Dismesso un importante canale di approvvigionamento delle piazze di spaccio scaligere e milanesi: era riconducibile a una rete internazionale ramificata tra Belgio, Paesi Bassi e Italia
I finanzieri del Comando Provinciale di Verona, sotto il coordinamento dei Magistrati del Settimo Dipartimento della Procura della Repubblica di Milano, sono impegnati dalle prime luci dell’alba nell’eseguire un’ordinanza di custodia cautelare in carcere emessa dal GIP del Tribunale di Milano nei confronti di 10 indagati. Altri due sono stati arrestati in flagranza di reato, tutti ritenuti appartenenti a un sodalizio criminale internazionale: si tratta di una rete internazionale dedita allo spaccio di droga tra Verona e Milano.
Una vera e propria operazione antidroga, dunque, condotta dalla Sezione Mobile del Nucleo di Polizia Economico-Finanziaria scaligero e che ha portato al sequestro di circa 83 chilogrammi di cocaina, 103 chilogrammi di hashish e 170mila euro in contanti.
Un’organizzazione ramificata tra Belgio, Paesi Bassi e Italia
L’indagine, avviata mesi fa dalla Procura scaligera, ha portato a smantellare un’organizzazione ramificata tra Belgio, Paesi Bassi e Italia. La cocaina sequestrata veniva trasportata dal Nord Europa attraverso autovetture modificate con sofisticati doppifondi dotati di aperture elettromeccaniche, mentre l’hashish arrivava confezionato all’interdo di involucri di comuni snack dolciari, come barrette di cioccolato e biscotti, con etichette ispirate a marchi famosi: in questo modo era più facile per i consumatori eludere i controlli.
Le sostanze stupefacenti, giunte nel territorio nazionale, venivano poi stipate in due garage dell’hinterland milanese, utilizzati come depositi strategici per la distribuzione sul territorio, e da qui partivano anche le consegne verso la piazza veronese.
Un arresto per trasporto di droga, la scoperta della Mocro-Mafia
L’attività investigativa ha preso il via dopo un episodio avvenuto nella Bassa Veronese nel settembre del 2023, quando un cittadino marocchino, sorpreso a trasportare 16 chilogrammi di hashish, era stato arrestato.
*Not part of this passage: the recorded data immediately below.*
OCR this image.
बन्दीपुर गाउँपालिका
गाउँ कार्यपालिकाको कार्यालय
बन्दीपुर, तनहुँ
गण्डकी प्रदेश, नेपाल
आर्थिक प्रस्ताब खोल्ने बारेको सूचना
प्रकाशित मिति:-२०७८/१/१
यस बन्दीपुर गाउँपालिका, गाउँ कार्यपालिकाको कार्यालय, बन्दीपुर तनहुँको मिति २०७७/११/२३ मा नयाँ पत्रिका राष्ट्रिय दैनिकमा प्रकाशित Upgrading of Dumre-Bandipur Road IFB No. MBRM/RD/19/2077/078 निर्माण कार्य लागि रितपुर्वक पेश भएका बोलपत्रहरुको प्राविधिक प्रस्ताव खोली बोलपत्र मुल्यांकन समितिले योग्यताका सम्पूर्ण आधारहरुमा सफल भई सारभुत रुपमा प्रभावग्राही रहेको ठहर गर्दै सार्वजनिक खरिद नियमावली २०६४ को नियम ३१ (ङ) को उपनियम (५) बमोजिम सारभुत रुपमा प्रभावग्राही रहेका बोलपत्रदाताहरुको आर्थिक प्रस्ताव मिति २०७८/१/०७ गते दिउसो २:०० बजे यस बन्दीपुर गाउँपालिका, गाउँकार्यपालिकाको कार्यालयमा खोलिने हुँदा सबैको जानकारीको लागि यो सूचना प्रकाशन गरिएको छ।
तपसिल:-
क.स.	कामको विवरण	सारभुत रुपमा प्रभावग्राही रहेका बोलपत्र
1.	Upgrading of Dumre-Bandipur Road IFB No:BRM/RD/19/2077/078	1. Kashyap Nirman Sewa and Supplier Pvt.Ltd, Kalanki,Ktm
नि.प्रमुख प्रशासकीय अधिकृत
Durante l’arresto però, l’uomo aveva tentato la fuga speronando due veicoli dei militari e spingendone uno in un fossato pieno d’acqua, costringendo addirittura i finanzieri a ricorrere alle armi per fermare il fuggitivo e salvarsi dal tentativo da parte dell’uomo di investirli.
Da qui dunque è partita una lunga e complessa indagine che, grazie a pedinamenti, videoriprese, intercettazioni telefoniche e ambientali, ha permesso di ricostruire lo schema criminale e identificare i membri dell’organizzazione criminale, che è riconducibile alla rete transazionale nota come Mocro-Mafia, composta prevalentemente da nordafricani.
Le entrate derivanti dall’attività illecita, stimate in milioni di euro, venivano gestite tramite un particolare sistema di trasferimento di denaro basato sulla rete “hawala”. Questo sistema informale, utilizzato tradizionalmente per trasferimenti rapidi e riservati, implicava l’intervento di intermediari turchi, che i soggeti a oggi indagati impiegavano per prelevare denaro direttamente a domicilio e spostarlo tra vari Paesi del mondo.
In questo modo non lasciavano tracce nei circuiti bancari tradizionali e riuscivano a sfuggire ai presidi antiriciclaggio, garantendo all’organizzazione un livello elevato di anonimato e sicurezza e rendendo particolarmente difficile il tracciamento del denaro da parte delle autorità che, comunque, nel marzo del 2024, con ulteriori operazioni di polizia, sono riuscite a sequestrare in territorio milanese ingenti quantità di contanti e lingotti d’oro, arrestando i responsabili.